The study focused on improving episodic memory (information that is new and useful for a short period of time, such as where you parked your car on any given day) — the most common type of memory loss in people with Alzheimer’s disease, stroke, and head injury.
The researchers enrolled epilepsy patients at Wake Forest Baptist who were participating in a diagnostic brain-mapping procedure that used surgically implanted electrodes placed in various parts of the brain to pinpoint the origin of the patients’ seizures.
“We showed that we could tap into a patient’s own memory content, reinforce it, and feed it back to the patient,” Hampson said. “Even when a person’s memory is impaired, it is possible to identify the neural firing patterns that indicate correct memory formation and separate them from the patterns that are incorrect. We can then feed in the correct patterns to assist the patient’s brain in accurately forming new memories, not as a replacement for innate memory function, but as a boost to it.
“To date we’ve been trying to determine whether we can improve the memory skill people still have.
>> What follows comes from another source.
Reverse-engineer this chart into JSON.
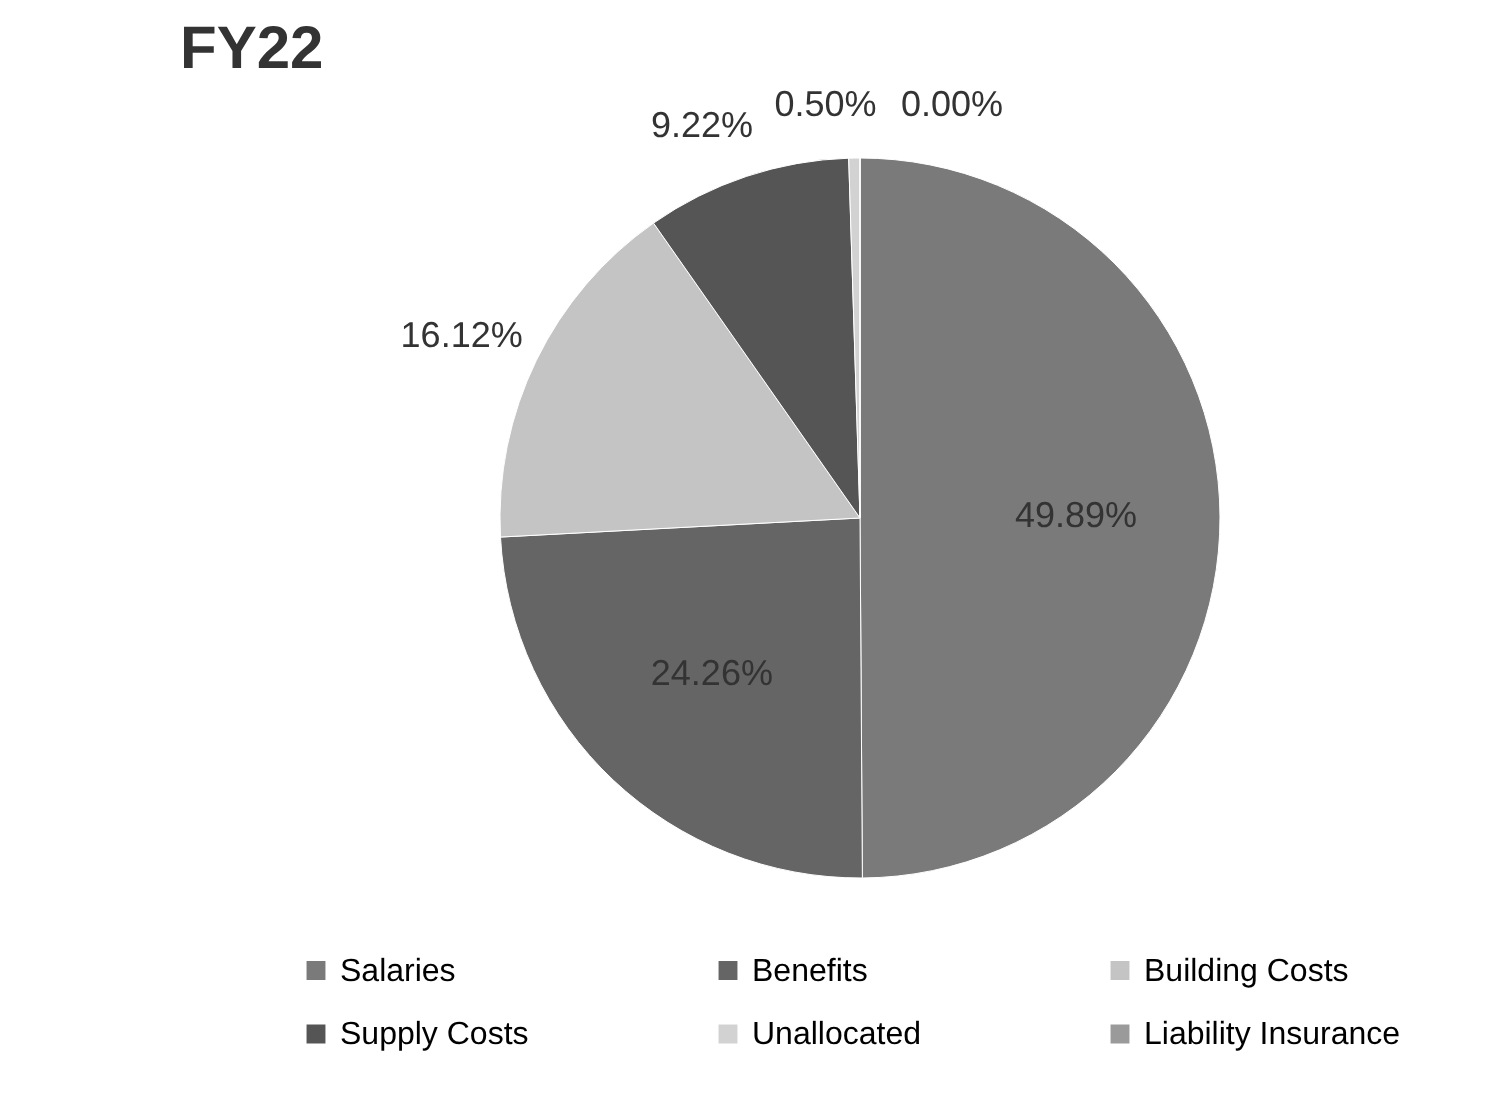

In the future, we hope to be able to help people hold onto specific memories, such as where they live or what their grandkids look like, when their overall memory begins to fail.”
The current study is built on more than 20 years of preclinical research on memory codes led by Sam Deadwyler, Ph.D., professor of physiology and pharmacology at Wake Forest Baptist, along with Hampson, Berger, and Song. The preclinical work applied the same type of stimulation to restore and facilitate memory in animal models using the MIMO system, which was developed at USC.
* In a second test, participants were shown a highly distinctive photographic image, followed by a short delay, and asked to identify the first photo out of four or five others on the screen. The memory trials were repeated with different images while the neural patterns were recorded during the testing process to identify and deliver correct-answer codes. After another longer delay, Hampson’s team showed the participants sets of three pictures at a time with both an original and new photos included in the sets, and asked the patients to identify the original photos, which had been seen up to 75 minutes earlier. When stimulated with the correct-answer codes, study participants showed a 35 percent improvement in memory over baseline.
Abstract of Developing a hippocampal neural prosthetic to facilitate human memory encoding and recall
Objective. We demonstrate here the first successful implementation in humans of a proof-of-concept system for restoring and improving memory function via facilitation of memory encoding using the patient’s own hippocampal spatiotemporal neural codes for memory. Memory in humans is subject to disruption by drugs, disease and brain injury, yet previous attempts to restore or rescue memory function in humans typically involved only nonspecific, modulation of brain areas and neural systems related to memory retrieval. Approach. We have constructed a model of processes by which the hippocampus encodes memory items via spatiotemporal firing of neural ensembles that underlie the successful encoding of short-term memory. A nonlinear multi-input, multi-output (MIMO) model of hippocampal CA3 and CA1 neural firing is computed that predicts activation patterns of CA1 neurons during the encoding (sample) phase of a delayed match-to-sample (DMS) human short-term memory task. Main results. MIMO model-derived electrical stimulation delivered to the same CA1 locations during the sample phase of DMS trials facilitated short-term/working memory by 37% during the task. Longer term memory retention was also tested in the same human subjects with a delayed recognition (DR) task that utilized images from the DMS task, along with images that were not from the task. Across the subjects, the stimulated trials exhibited significant improvement (35%) in both short-term and long-term retention of visual information. Significance. These results demonstrate the facilitation of memory encoding which is an important feature for the construction of an implantable neural prosthetic to improve human memory.